L’entrepreneur ou victime d’un « virus »

« La parole est à la défense. » Dans la seconde partie du faux procès, Aimée Kleiman s’attelle à « défendre un innocent », sous les applaudissements du public. L’avocate choisit un autre parti pris : pour elle, son « client » d’un jour est « malade », contaminé par un virus dont l’un des premiers symptômes n’est autre que la fièvre. La fièvre de convaincre les banques pour des levées d’argent entre autres. Le virus entrepreneurial est très contagieux, en témoigne l’APM « l’antenne pour patrons mal compris ». « L’incubateur à microbes » aura recueilli les rires du public. Le deuxième symptôme de la maladie se caractérise par une « voilure au niveau de l’œil ». « Aveuglé par son CA, le dirigeant se cogne dans tous les murs (…) et ne distingue plus ses salariés des membres de sa famille. » Son audition, elle, est gravement « affectée par un bourdonnement constant, aggravé par l’IA ». L’avocate profite de sa plaidoirie pour caser une petite revendication féministe, une cause chère aux deux avocates : atteint par cette maladie auto-immune, le dirigeant rejette une part essentielle de ce qui le constitue, les dirigeantes : « Douze pour cent des PME de plus de dix salariés sont des femmes », « le virus de l’entrepreneuriat n’est donc pas une MST », avant un plaidoyer pro économie locale, plats régionaux et compagnie, pile dans le thème de la conférence du jour.  Conclusion ? Le virus entrepreneurial est incurable, alors s’adressant aux juges fictifs, Aimée Kleiman réclame : « Ouvrez les vannes et sentez-vous libres et quand viendra l’heure de rendre votre décision, vous déclarerez le dirigeant non coupable. »
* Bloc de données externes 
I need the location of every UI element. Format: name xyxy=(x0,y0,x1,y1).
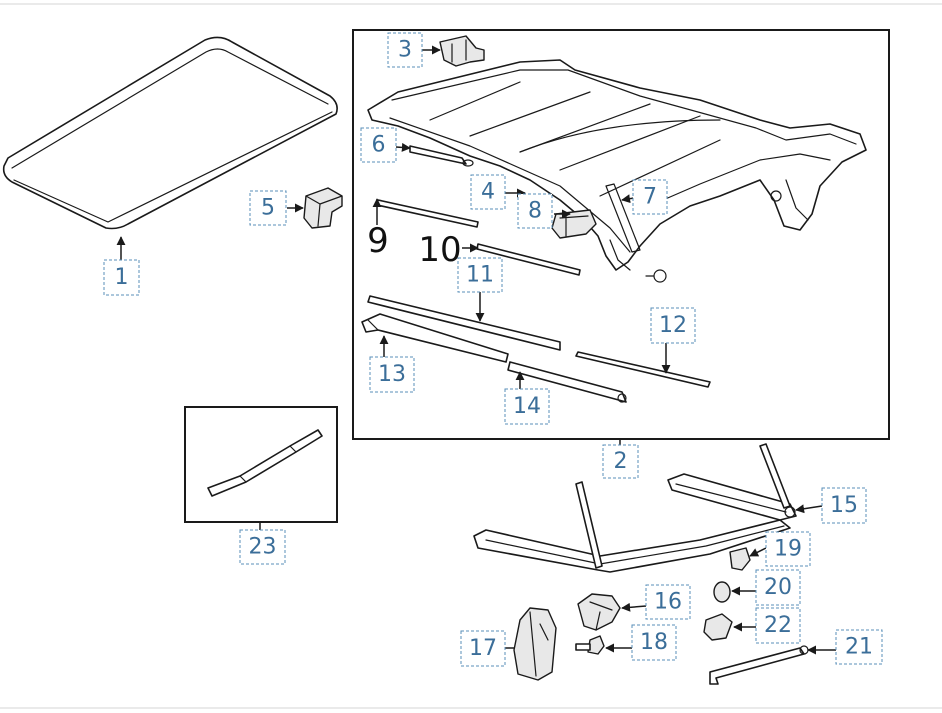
callout-5-text: 5 xyxy=(261,196,275,221)
callout-1: 1 xyxy=(103,259,140,296)
rail-part-12 xyxy=(575,351,711,388)
rod-part-21 xyxy=(709,645,809,685)
bracket-part-5 xyxy=(303,187,343,229)
callout-20: 20 xyxy=(755,569,801,606)
clip-part-19 xyxy=(729,547,751,571)
callout-7-text: 7 xyxy=(643,185,657,210)
seal-part-13 xyxy=(361,313,509,363)
callout-14: 14 xyxy=(504,388,550,425)
bolt-part-18 xyxy=(575,635,605,655)
callout-2: 2 xyxy=(602,444,639,479)
leader-16 xyxy=(621,602,647,612)
grommet-part-20 xyxy=(713,581,731,603)
callout-13-text: 13 xyxy=(378,362,406,387)
callout-23-text: 23 xyxy=(249,535,277,560)
callout-15: 15 xyxy=(821,487,867,524)
top-cover-panel xyxy=(2,36,338,230)
callout-5: 5 xyxy=(249,190,287,226)
latch-part-3 xyxy=(439,35,485,67)
leader-7 xyxy=(621,194,635,204)
callout-19-text: 19 xyxy=(774,537,802,562)
callout-18-text: 18 xyxy=(640,630,668,655)
callout-15-text: 15 xyxy=(830,493,858,518)
callout-23: 23 xyxy=(239,529,286,565)
callout-7: 7 xyxy=(632,179,668,215)
callout-11-text: 11 xyxy=(466,263,494,288)
bracket-part-16 xyxy=(577,593,621,631)
callout-18: 18 xyxy=(631,624,677,661)
label-10: 10 xyxy=(418,230,461,270)
callout-21-text: 21 xyxy=(845,635,873,660)
callout-13: 13 xyxy=(369,356,415,393)
clip-part-22 xyxy=(703,613,733,641)
rail-part-11 xyxy=(367,295,561,351)
callout-12: 12 xyxy=(650,307,696,344)
callout-22-text: 22 xyxy=(764,613,792,638)
callout-14-text: 14 xyxy=(513,394,541,419)
callout-17: 17 xyxy=(460,630,506,667)
leader-19 xyxy=(749,547,767,557)
callout-8: 8 xyxy=(517,193,553,229)
callout-17-text: 17 xyxy=(469,636,497,661)
callout-19: 19 xyxy=(765,531,811,567)
seal-part-14 xyxy=(507,361,627,403)
callout-8-text: 8 xyxy=(528,199,542,224)
callout-3-text: 3 xyxy=(398,38,412,63)
cover-part-17 xyxy=(513,607,557,681)
callout-16: 16 xyxy=(645,584,691,620)
seal-strip-part-9 xyxy=(376,199,479,228)
callout-4: 4 xyxy=(470,174,506,210)
rear-bow-assembly xyxy=(473,443,797,573)
callout-4-text: 4 xyxy=(481,180,495,205)
label-9: 9 xyxy=(367,221,389,261)
soft-top-frame-group-box xyxy=(352,29,890,440)
rod-part-23 xyxy=(207,429,323,497)
callout-3: 3 xyxy=(387,32,423,68)
roof-frame-assembly xyxy=(367,59,867,283)
callout-12-text: 12 xyxy=(659,313,687,338)
part-23-box xyxy=(184,406,338,523)
callout-6-text: 6 xyxy=(372,133,386,158)
cable-part-7 xyxy=(605,183,641,253)
callout-20-text: 20 xyxy=(764,575,792,600)
callout-2-text: 2 xyxy=(614,449,628,474)
leader-15 xyxy=(795,504,823,514)
callout-11: 11 xyxy=(457,257,503,293)
callout-6: 6 xyxy=(360,127,397,163)
callout-22: 22 xyxy=(755,607,801,644)
callout-1-text: 1 xyxy=(115,265,129,290)
leader-6 xyxy=(395,142,411,152)
callout-21: 21 xyxy=(835,629,883,665)
callout-16-text: 16 xyxy=(654,590,682,615)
Une plaidoirie qui fait mouche et déclenche les rires

Les lumières du tribunal improvisé se rallument et le public se lève, acclamant les deux avocates. L’applaudimètre biaisé accorde la victoire à la défense et déclare le dirigeant non coupable.
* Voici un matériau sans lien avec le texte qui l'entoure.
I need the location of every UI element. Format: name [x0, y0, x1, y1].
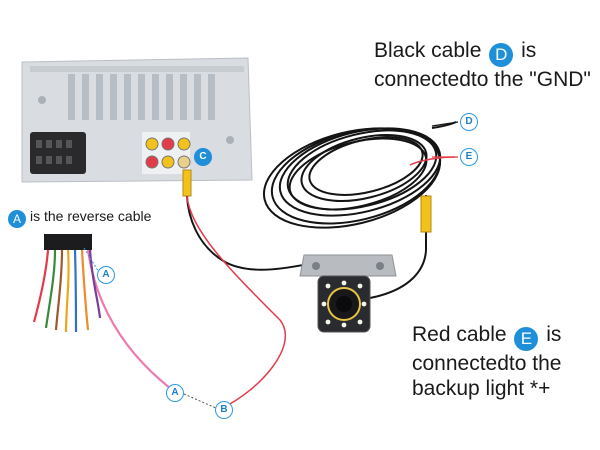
- video-cable-headunit: [182, 169, 331, 409]
- iso-connector: [30, 132, 86, 174]
- coiled-cable: [262, 121, 457, 229]
- red-cable-suffix: is: [546, 323, 562, 346]
- red-cable-line3: backup light *+: [412, 377, 551, 400]
- head-unit: [21, 57, 253, 183]
- marker-a-harness: A: [97, 266, 115, 284]
- marker-b-wire: B: [215, 401, 233, 419]
- backup-camera: [299, 254, 397, 333]
- black-cable-line2: connectedto the "GND": [374, 68, 591, 91]
- connection-link: [183, 393, 217, 409]
- black-cable-caption: Black cable D is connectedto the "GND": [374, 38, 591, 92]
- reverse-cable-text: is the reverse cable: [30, 208, 152, 224]
- black-cable-prefix: Black cable: [374, 39, 482, 62]
- marker-c: C: [194, 148, 212, 166]
- marker-a-wire: A: [166, 384, 184, 402]
- red-cable-prefix: Red cable: [412, 323, 507, 346]
- badge-a: A: [8, 210, 26, 228]
- marker-e: E: [460, 148, 478, 166]
- badge-e: E: [514, 327, 539, 351]
- red-cable-caption: Red cable E is connectedto the backup li…: [412, 322, 561, 401]
- red-cable-line2: connectedto the: [412, 352, 562, 375]
- black-cable-suffix: is: [521, 39, 537, 62]
- rca-jacks: [142, 132, 191, 174]
- marker-d: D: [460, 113, 478, 131]
- camera-connector: [369, 195, 432, 299]
- reverse-harness: [32, 234, 176, 393]
- badge-d: D: [489, 43, 514, 67]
On l’aura compris, la mise en scène aura surtout contribué à faire l’éloge de l’entrepreneuriat, qui réunissait les participants de la journée. Pas novices dans l’exercice du procès fictif, Noémie Gorin et Aimée Kleiman appréhendaient un peu l’exercice devant ce public nouveau. Pari plus que réussi pour les deux avocates, félicitées plusieurs fois par les entrepreneurs croisés dans le hall 7 du Parc des Expositions. Il paraît qu’à peine sorties de scène, elles ont déjà été sollicitées pour réitérer l’exercice.
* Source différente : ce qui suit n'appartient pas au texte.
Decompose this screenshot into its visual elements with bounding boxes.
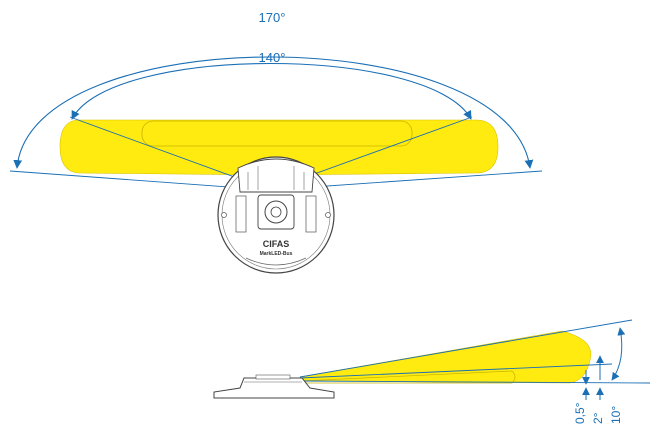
device-model-text: MarkLED-Bus bbox=[260, 251, 293, 257]
angle-label-2: 2° bbox=[591, 412, 605, 424]
top-beam-inner-slot bbox=[141, 120, 413, 147]
angle-arc-10 bbox=[611, 327, 626, 381]
device-top: CIFAS MarkLED-Bus bbox=[217, 156, 335, 274]
outer-angle-label: 170° bbox=[259, 10, 286, 25]
device-side bbox=[213, 374, 335, 399]
top-view: 170° 140° CIFAS MarkLED-Bus bbox=[9, 10, 543, 274]
side-view: 10° 2° 0,5° bbox=[213, 319, 651, 424]
angle-label-10: 10° bbox=[609, 406, 623, 424]
side-ray-mid bbox=[299, 363, 613, 379]
inner-angle-arc bbox=[71, 63, 472, 120]
inner-angle-label: 140° bbox=[259, 50, 286, 65]
side-ray-ground bbox=[299, 380, 651, 384]
side-ray-upper bbox=[299, 319, 633, 378]
device-brand-text: CIFAS bbox=[263, 239, 290, 249]
side-beam-shape bbox=[299, 330, 592, 384]
outer-angle-arc bbox=[13, 56, 534, 169]
angle-label-05: 0,5° bbox=[573, 402, 587, 424]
Pas très clientes des procès fictifs souvent organisés dans les facs de droit, les deux étudiantes en découvrent la rhétorique lorsqu’elles préparent le concours de Secrétaires de la Conférence. Elles se prennent au jeu et font leurs premiers pas d’avocates fictives l’année dernière lors de la REF, un événement organisé par le Medef devant Gérald Darmanin, Pierre Hoffman et Patrick Sayer, entre autres. Elles sont rapidement repérées et remettent le couvert pour Sista, pour un événement qui promeut des femmes dans l’innovation. Depuis, leur agenda ne cesse de se remplir : elles ont déjà plusieurs autres procès fictifs au programme cette année. Respectivement, avocate collaboratrice chez BG2V et à la tête de sa propre boutique spécialisée en prévention et gestion du risque pénal et des risques environnementaux, Noémie Gorin et Aimée Kleiman entendent bien conjuguer leur carrière de « vraies » avocates avec celles d’avocates fictives. « Le procès fictif a encore de beaux jours devant lui », confient-elles.

Piquées par le virus de la rhétorique et convaincues de l’atout que cela représente, elles aimeraient aussi lancer une formation pour apprendre à « bien parler » dans les entreprises.